I wouldn’t enjoy them the same way. I wouldn’t! I first encountered many of the books I call favorite when I was younger and less well-read. Don’t get me wrong, I don’t want to bash my younger self or books written for younger audiences. I just have a very different perspective now. When I bring up Harry Potter, it’s to express my frustration with its fascist government. When I discuss Ranger’s Apprentice, it’s to bemoan the sexism therein. I even struggle to muster enthusiasm for my favorite series, H.I.V.E., sometimes—there are SO MANY ADVERBS and it drives me bazonkers. I’ve liked these books. I still like these books.
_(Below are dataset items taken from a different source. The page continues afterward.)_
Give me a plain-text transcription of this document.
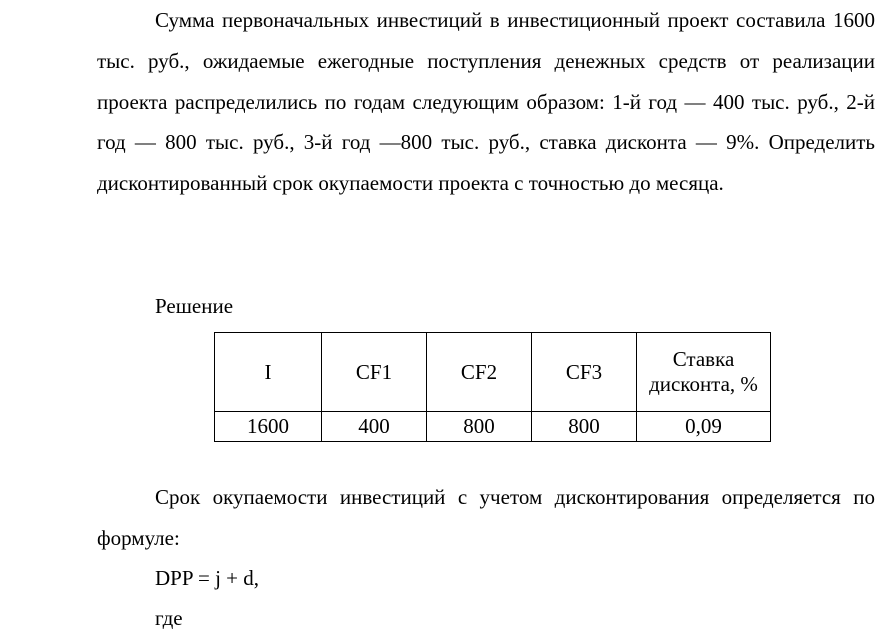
Сумма первоначальных инвестиций в инвестиционный проект составила 1600 тыс. руб., ожидаемые ежегодные поступления денежных средств от реализации проекта распределились по годам следующим образом: 1-й год — 400 тыс. руб., 2-й год — 800 тыс. руб., 3-й год —800 тыс. руб., ставка дисконта — 9%. Определить дисконтированный срок окупаемости проекта с точностью до месяца.

Решение

I	CF1	CF2	CF3	Ставка дисконта, %
1600	400	800	800	0,09

Срок окупаемости инвестиций с учетом дисконтирования определяется по формуле:

DPP = j + d,

где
But part of my willingness to love them comes from a respect for the perspective I had when I first read them—a perspective I wouldn’t have now.
On that note, I made these books my favorites, and me alone. The books had something good in them that made me latch onto them, but simply being good doesn’t make a book worthy of my favorites shelf. I have to reread these books. Learn them. Adventure with them. Think and ponder and want and dream and hope and fangirl. I love this book because I’ve traveled with it—and who’s to say that I’ll have an equally enchanting journey once I forget the story? I’m grateful for what I’ve already got, thanks.
Also, forgetting your favorite series to enjoy it again seems a little vague. How much of the series do you lose? Do you lose just the events of the text? Do you entirely forget the characters? Do you forget things about the days when you read those books? Do you lose every memory you have associated with that book? Will you ever get those memories back? I realize that such questions remove all the fun from an innocent, what-if wish. But the answers actually matter to me. Being a reader has been important to me for a long time—I have made close friendships through books. I have drawn closer to certain family members through books. Books have offered life lessons and inspiration and influenced who I am today.
Forgetting books could make me forget meaningful parts of my life, and even parts of myself. Does that really seem like a good idea to anyone? (If it does, please do read More Happy Than Not by Adam Silvera. He might help.)
Reading a book for the first time is a magical experience, and something to be treasured when you find a book that is really, really good. I know that it’s something we want to remember because it’s meaningful to us as readers. But I think that’s the point of a first experience—it’s something that can’t be replicated, and that’s what makes it special. To replicate that experience would, in a way, dishonor the very point of first reads. And also be kind of irresponsible and silly, in my opinion.
We begin our journey with books as one person. We end as another. We don’t have to like it, but I think we have to embrace it anyway. Otherwise, how will we read? How will we reread? And why will it matter?